The key is to know who will save me. It is not I. It is he.
Back then I was the judge, jury, and executioner of my tortured young adulthood. I seemed to think that if I worked hard enough and hated sin ardently enough, I would overcome it. But I cannot. He is the conqueror. Of course I do all that I can do. But I do not deceive myself. I am not the God of my life; He is.
So I try to be better prepared for my weekly encounter with the Professor of heaven and Earth. I go wholeheartedly to the weekly encounter knowing that He is able to do His work. Week after week I will return to him ready to be blessed, taught, and strengthened.
I thank him for His perfectly gracious tutoring.
6 Comments
The greatest day of my life is when I fully realized that there IS a God and he is NOT me.
Yes! So liberating! As one of ward members said, “God is a lot better at being God than I am.”
-Wally
How interesting to find someone else who thinks like me — as a girl I would keep track of each day in half hour increments, recording what I did during that time to make sure I was using it wisely.
I’m recovered from that habit, but not from others. What does one do if one still is trying to be God?
There is an irony in the question that you–and all of us–ask. “What can I do to fix myself?” The question itself assumes that we can fix ourselves. We cannot. I recommend the Book of Mormon solution which is to cry out every day for mercy (See Mosiah 4:2, Alma 36, Ether 3).
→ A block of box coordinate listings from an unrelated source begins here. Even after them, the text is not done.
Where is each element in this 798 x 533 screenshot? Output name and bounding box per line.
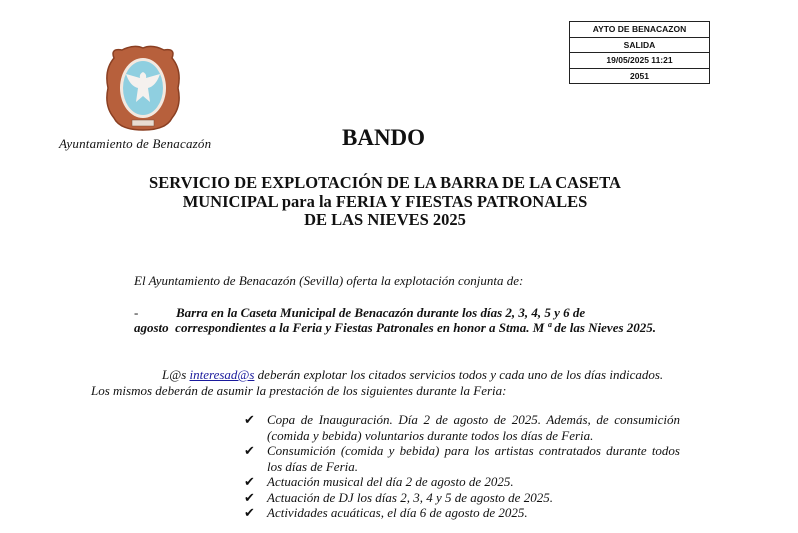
list-item-text: Consumición (comida y bebida) para los artistas contratados durante todos los días de Feria. bbox=[267, 443, 680, 474]
obligations-checklist bbox=[244, 412, 680, 521]
list-item bbox=[244, 412, 680, 443]
subject-line-3: DE LAS NIEVES 2025 bbox=[304, 210, 466, 229]
para-rest: deberán explotar los citados servicios todos y cada uno de los días indicados. Los mismos deberán de asumir la prestación de los siguientes durante la Feria: bbox=[91, 367, 664, 398]
dash-bullet: - bbox=[134, 305, 139, 320]
list-item-text: Actuación de DJ los días 2, 3, 4 y 5 de agosto de 2025. bbox=[267, 489, 553, 505]
subject-line-2: MUNICIPAL para la FERIA Y FIESTAS PATRONALES bbox=[182, 191, 588, 211]
checkmark-icon: ✔ bbox=[244, 474, 255, 489]
checkmark-icon: ✔ bbox=[244, 443, 255, 458]
stamp-type: SALIDA bbox=[570, 38, 709, 54]
intro-paragraph: El Ayuntamiento de Benacazón (Sevilla) oferta la explotación conjunta de: bbox=[134, 273, 524, 288]
para-prefix: L@s bbox=[162, 367, 187, 382]
offer-item-text-2: correspondientes a la Feria y Fiestas Patronales en honor a Stma. M ª de las Nieves 2025. bbox=[175, 320, 657, 335]
offer-item-prefix: agosto bbox=[134, 320, 169, 335]
page-title: BANDO bbox=[342, 125, 426, 150]
document-subject bbox=[100, 174, 670, 230]
list-item bbox=[244, 490, 680, 506]
checkmark-icon: ✔ bbox=[244, 412, 255, 427]
offer-item-line-1 bbox=[134, 305, 585, 321]
list-item-text: Actividades acuáticas, el día 6 de agosto de 2025. bbox=[267, 505, 528, 520]
coat-of-arms-icon bbox=[104, 44, 182, 132]
list-item-text: Actuación musical del día 2 de agosto de 2025. bbox=[267, 474, 514, 489]
offer-item-text-1: Barra en la Caseta Municipal de Benacazón durante los días 2, 3, 4, 5 y 6 de bbox=[176, 305, 586, 320]
interesados-link[interactable]: interesad@s bbox=[189, 367, 255, 382]
list-item-text: Copa de Inauguración. Día 2 de agosto de 2025. Además, de consumición (comida y bebida) voluntarios durante todos los días de Feria. bbox=[267, 412, 680, 443]
stamp-number: 2051 bbox=[630, 70, 649, 81]
registry-stamp bbox=[569, 21, 710, 84]
organization-name: Ayuntamiento de Benacazón bbox=[59, 136, 212, 151]
offer-item-line-2 bbox=[134, 320, 656, 336]
checkmark-icon: ✔ bbox=[244, 489, 255, 505]
list-item bbox=[244, 505, 680, 521]
checkmark-icon: ✔ bbox=[244, 505, 255, 520]
obligations-paragraph bbox=[91, 367, 681, 398]
stamp-entity: AYTO DE BENACAZON bbox=[570, 22, 709, 38]
stamp-datetime: 19/05/2025 11:21 bbox=[570, 53, 709, 69]
list-item bbox=[244, 474, 680, 490]
subject-line-1: SERVICIO DE EXPLOTACIÓN DE LA BARRA DE LA CASETA bbox=[149, 173, 621, 192]
list-item bbox=[244, 443, 680, 474]
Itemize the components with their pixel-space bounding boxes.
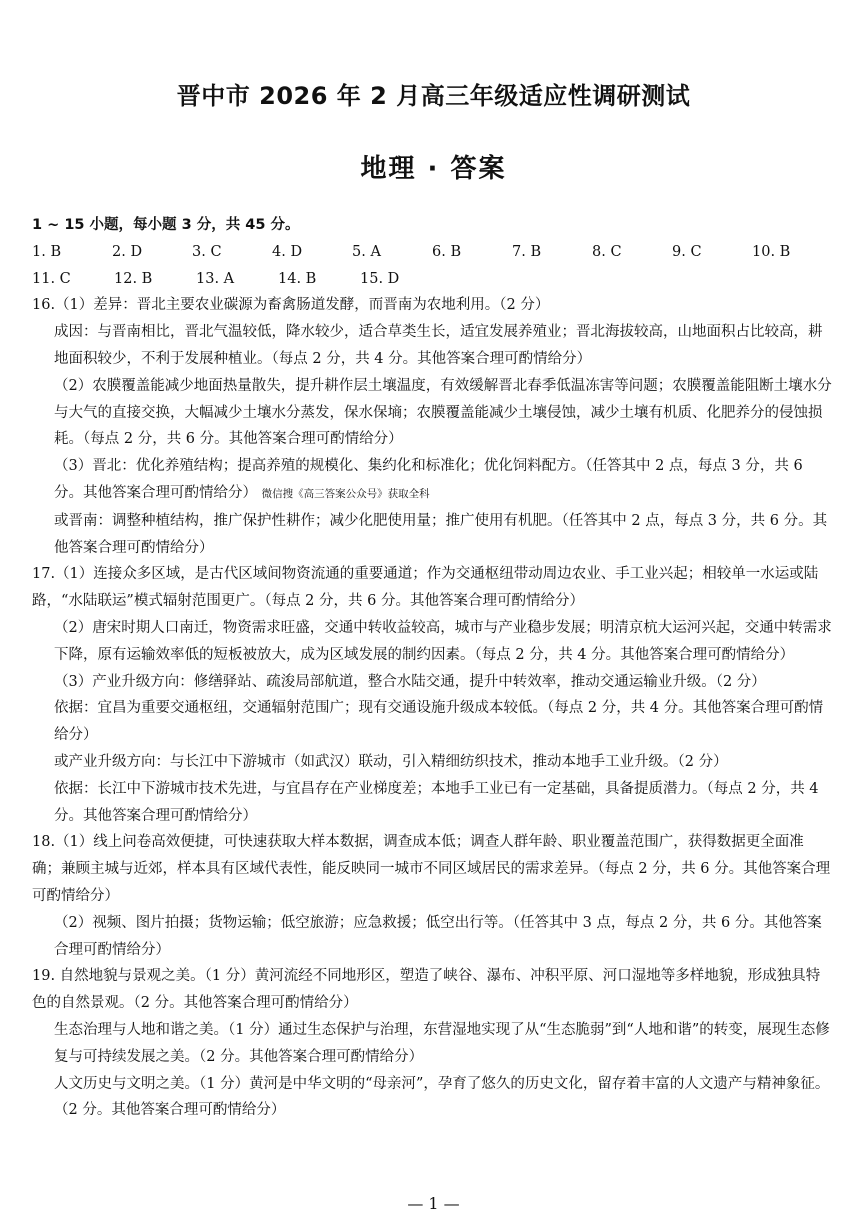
mc-answer: 2. D xyxy=(112,243,143,260)
wechat-note: 微信搜《高三答案公众号》获取全科 xyxy=(261,487,430,500)
q19-point1: 19. 自然地貌与景观之美。（1 分）黄河流经不同地形区，塑造了峡谷、瀑布、冲积平原、河口湿地等多样地貌，形成独具特色的自然景观。（2 分。其他答案合理可酌情给分） xyxy=(32,968,821,1012)
q17-part1: 17.（1）连接众多区域，是古代区域间物资流通的重要通道；作为交通枢纽带动周边农业、手工业兴起；相较单一水运或陆路，“水陆联运”模式辐射范围更广。（每点 2 分，共 6 分。其他答案合理可酌情给分） xyxy=(32,566,819,610)
mc-answer: 5. A xyxy=(352,243,381,260)
mc-answer: 14. B xyxy=(278,270,317,287)
page-number: — 1 — xyxy=(407,1194,460,1213)
mc-answer: 7. B xyxy=(512,243,542,260)
mc-answer: 1. B xyxy=(32,243,62,260)
mc-answers-row-1 xyxy=(32,239,832,266)
q16-part2: （2）农膜覆盖能减少地面热量散失，提升耕作层土壤温度，有效缓解晋北春季低温冻害等问题；农膜覆盖能阻断土壤水分与大气的直接交换，大幅减少土壤水分蒸发，保水保墒；农膜覆盖能减少土壤侵蚀，减少土壤有机质、化肥养分的侵蚀损耗。（每点 2 分，共 6 分。其他答案合理可酌情给分） xyxy=(54,377,832,448)
q16-part1: 16.（1）差异：晋北主要农业碳源为畜禽肠道发酵，而晋南为农地利用。（2 分） xyxy=(32,297,550,314)
mc-answer: 12. B xyxy=(114,270,153,287)
mc-answers-row-2 xyxy=(32,266,832,293)
mc-answer: 3. C xyxy=(192,243,222,260)
page-subtitle: 地理 · 答案 xyxy=(360,154,507,184)
q17-part3-direction: （3）产业升级方向：修缮驿站、疏浚局部航道，整合水陆交通，提升中转效率，推动交通运输业升级。（2 分） xyxy=(54,673,766,690)
q17-part3-alt-direction: 或产业升级方向：与长江中下游城市（如武汉）联动，引入精细纺织技术，推动本地手工业升级。（2 分） xyxy=(54,753,728,770)
q16-part3-text: （3）晋北：优化养殖结构；提高养殖的规模化、集约化和标准化；优化饲料配方。（任答其中 2 点，每点 3 分，共 6 分。其他答案合理可酌情给分） xyxy=(54,458,803,501)
q19-point2: 生态治理与人地和谐之美。（1 分）通过生态保护与治理，东营湿地实现了从“生态脆弱”到“人地和谐”的转变，展现生态修复与可持续发展之美。（2 分。其他答案合理可酌情给分） xyxy=(54,1021,830,1065)
mc-answer: 15. D xyxy=(360,270,400,287)
mc-answer: 10. B xyxy=(752,243,791,260)
mc-answer: 9. C xyxy=(672,243,702,260)
mc-answer: 13. A xyxy=(196,270,235,287)
mc-header: 1 ~ 15 小题，每小题 3 分，共 45 分。 xyxy=(32,217,300,233)
q16-part3-north xyxy=(32,453,832,508)
page-title: 晋中市 2026 年 2 月高三年级适应性调研测试 xyxy=(176,82,691,110)
q18-part2: （2）视频、图片拍摄；货物运输；低空旅游；应急救援；低空出行等。（任答其中 3 点，每点 2 分，共 6 分。其他答案合理可酌情给分） xyxy=(54,914,822,958)
mc-answer: 4. D xyxy=(272,243,303,260)
q17-part3-basis: 依据：宜昌为重要交通枢纽，交通辐射范围广；现有交通设施升级成本较低。（每点 2 分，共 4 分。其他答案合理可酌情给分） xyxy=(54,700,824,744)
mc-answer: 8. C xyxy=(592,243,622,260)
q17-part3-alt-basis: 依据：长江中下游城市技术先进，与宜昌存在产业梯度差；本地手工业已有一定基础，具备提质潜力。（每点 2 分，共 4 分。其他答案合理可酌情给分） xyxy=(54,780,819,824)
q18-part1: 18.（1）线上问卷高效便捷，可快速获取大样本数据，调查成本低；调查人群年龄、职业覆盖范围广，获得数据更全面准确；兼顾主城与近郊，样本具有区域代表性，能反映同一城市不同区域居民的需求差异。（每点 2 分，共 6 分。其他答案合理可酌情给分） xyxy=(32,834,831,904)
q16-part3-south: 或晋南：调整种植结构，推广保护性耕作；减少化肥使用量；推广使用有机肥。（任答其中 2 点，每点 3 分，共 6 分。其他答案合理可酌情给分） xyxy=(54,512,828,556)
q16-reason: 成因：与晋南相比，晋北气温较低，降水较少，适合草类生长，适宜发展养殖业；晋北海拔较高，山地面积占比较高，耕地面积较少，不利于发展种植业。（每点 2 分，共 4 分。其他答案合理可酌情给分） xyxy=(54,324,823,367)
q19-point3: 人文历史与文明之美。（1 分）黄河是中华文明的“母亲河”，孕育了悠久的历史文化，留存着丰富的人文遗产与精神象征。（2 分。其他答案合理可酌情给分） xyxy=(54,1075,830,1119)
mc-answer: 6. B xyxy=(432,243,462,260)
answer-content xyxy=(32,212,832,1124)
mc-answer: 11. C xyxy=(32,270,71,287)
q17-part2: （2）唐宋时期人口南迁，物资需求旺盛，交通中转收益较高，城市与产业稳步发展；明清京杭大运河兴起，交通中转需求下降，原有运输效率低的短板被放大，成为区域发展的制约因素。（每点 2 分，共 4 分。其他答案合理可酌情给分） xyxy=(54,619,832,663)
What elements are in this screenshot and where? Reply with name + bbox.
God’s mercy can fix our intractable humanness. It can even fix those parts of us we don’t realize are broken.
-Wally
We can’t fix ourselves but we can open the way for God to grow us by recieving the Word and by helping it to flourish through patience, diligence, faith and longsuffering. Look up the meaning of those words in the dictionary, they are very enlightening. (see Alma 32)
Mercy and grace are the lifegiving power that allows the Word to grow in us. Mercy and grace are also the source of strength that enables us to be patient, diligent, faith-full and longsuffering.
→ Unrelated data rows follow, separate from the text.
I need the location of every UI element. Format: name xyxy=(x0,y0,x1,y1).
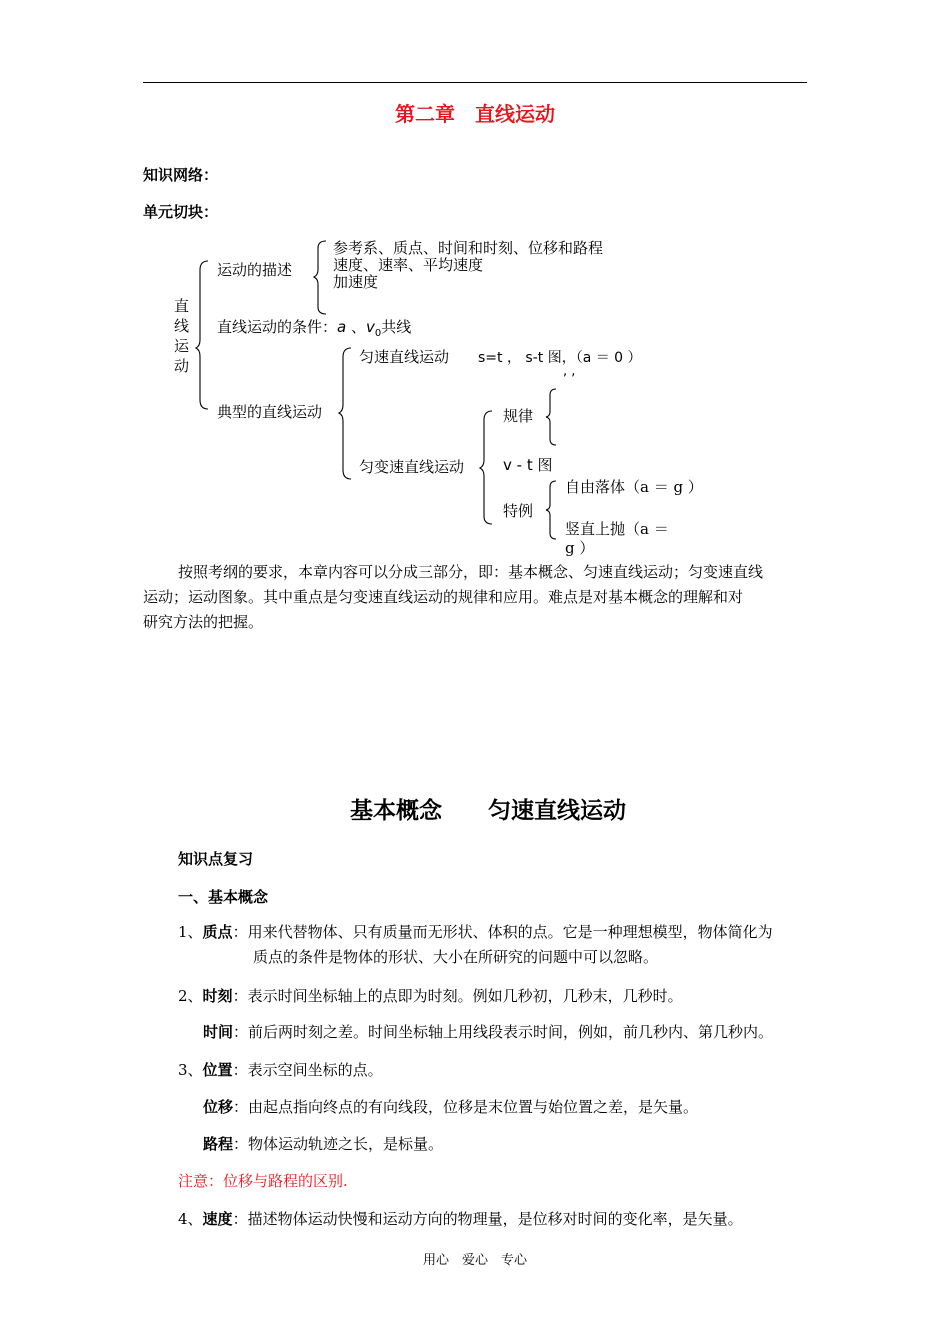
condition-v: v xyxy=(366,318,375,336)
vertical-throw-line2: g ） xyxy=(565,539,595,557)
concept-item-3c xyxy=(203,1132,443,1156)
description-item: 加速度 xyxy=(333,273,379,291)
stray-commas: , , xyxy=(563,364,576,379)
tree-root-char: 动 xyxy=(174,357,190,375)
item-number: 2、 xyxy=(178,987,203,1005)
typical-label: 典型的直线运动 xyxy=(217,403,323,421)
typical-brace xyxy=(339,347,353,481)
intro-line: 研究方法的把握。 xyxy=(143,613,264,631)
root-brace xyxy=(196,260,210,410)
condition-a: a xyxy=(337,318,347,336)
item-term: 速度 xyxy=(202,1210,233,1228)
concept-item-1-cont: 质点的条件是物体的形状、大小在所研究的问题中可以忽略。 xyxy=(253,948,659,966)
vt-label: v - t 图 xyxy=(503,456,553,474)
special-label: 特例 xyxy=(503,502,534,520)
uniform-label: 匀速直线运动 xyxy=(359,348,450,366)
concept-item-2 xyxy=(178,984,683,1008)
condition-sep: 、 xyxy=(351,318,367,336)
description-brace xyxy=(314,240,328,316)
condition-sub: 0 xyxy=(374,328,382,339)
knowledge-network-label: 知识网络： xyxy=(143,166,219,184)
free-fall: 自由落体（a ＝ g ） xyxy=(565,478,703,496)
item-text: ：用来代替物体、只有质量而无形状、体积的点。它是一种理想模型，物体简化为 xyxy=(232,923,773,941)
intro-line: 运动；运动图象。其中重点是匀变速直线运动的规律和应用。难点是对基本概念的理解和对 xyxy=(143,588,744,606)
tree-root-char: 运 xyxy=(174,337,190,355)
tree-root-char: 直 xyxy=(174,297,190,315)
description-item: 速度、速率、平均速度 xyxy=(333,256,484,274)
basic-concepts-heading: 一、基本概念 xyxy=(178,888,269,906)
description-items xyxy=(333,240,603,291)
item-term: 时间 xyxy=(203,1023,234,1041)
concept-item-3b xyxy=(203,1095,698,1119)
item-number: 1、 xyxy=(178,923,203,941)
description-item: 参考系、质点、时间和时刻、位移和路程 xyxy=(333,239,604,257)
page-footer: 用心 爱心 专心 xyxy=(422,1253,527,1268)
concept-item-3 xyxy=(178,1058,383,1082)
uniform-formula: s=t ， s-t 图，（a ＝ 0 ） xyxy=(478,350,642,366)
tree-root-char: 线 xyxy=(174,317,190,335)
note-text: 注意：位移与路程的区别. xyxy=(178,1172,348,1190)
item-text: ：物体运动轨迹之长，是标量。 xyxy=(233,1135,444,1153)
section-title: 基本概念 匀速直线运动 xyxy=(350,798,626,824)
review-label: 知识点复习 xyxy=(178,850,254,868)
item-term: 路程 xyxy=(203,1135,234,1153)
header-rule xyxy=(143,82,807,83)
vertical-throw-line1: 竖直上抛（a ＝ xyxy=(565,520,669,538)
item-term: 位移 xyxy=(203,1098,234,1116)
item-text: ：描述物体运动快慢和运动方向的物理量，是位移对时间的变化率，是矢量。 xyxy=(232,1210,743,1228)
condition-prefix: 直线运动的条件： xyxy=(217,318,338,336)
condition-line xyxy=(217,316,411,339)
concept-item-1 xyxy=(178,920,773,944)
description-label: 运动的描述 xyxy=(217,261,293,279)
chapter-title: 第二章 直线运动 xyxy=(395,102,555,126)
item-number: 4、 xyxy=(178,1210,203,1228)
accel-label: 匀变速直线运动 xyxy=(359,458,465,476)
item-term: 质点 xyxy=(202,923,233,941)
law-label: 规律 xyxy=(503,407,534,425)
condition-suffix: 共线 xyxy=(381,318,412,336)
unit-section-label: 单元切块： xyxy=(143,203,219,221)
item-number: 3、 xyxy=(178,1061,203,1079)
intro-line: 按照考纲的要求，本章内容可以分成三部分，即：基本概念、匀速直线运动；匀变速直线 xyxy=(178,563,764,581)
item-text: ：由起点指向终点的有向线段，位移是末位置与始位置之差，是矢量。 xyxy=(233,1098,699,1116)
concept-item-4 xyxy=(178,1207,743,1231)
accel-brace xyxy=(480,410,494,526)
item-text: ：前后两时刻之差。时间坐标轴上用线段表示时间，例如，前几秒内、第几秒内。 xyxy=(233,1023,774,1041)
special-brace xyxy=(546,480,558,540)
tree-root-vertical xyxy=(174,296,190,376)
concept-item-2b xyxy=(203,1020,773,1044)
item-term: 位置 xyxy=(202,1061,233,1079)
item-text: ：表示时间坐标轴上的点即为时刻。例如几秒初，几秒末，几秒时。 xyxy=(232,987,683,1005)
item-text: ：表示空间坐标的点。 xyxy=(232,1061,383,1079)
item-term: 时刻 xyxy=(202,987,233,1005)
law-brace xyxy=(546,388,558,446)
We can’t create, or bear the fruit we so deeply desire. That is God’s job. We can’t even successfully nurture the tree without God’s divine assistance. Left to ourselves we water too much, fertilize too little, prune the wrong branches and are prone to pick the fruit before it is ripe.
I loved the metaphor of the plant. We must prepare the soil and plant the seed. We must care for it. But the life within the seed is pure gift from God. It will not do to plant pebbles and watch for oaks. We must plant His goodness and truth. Thanks for the metaphor Candleman!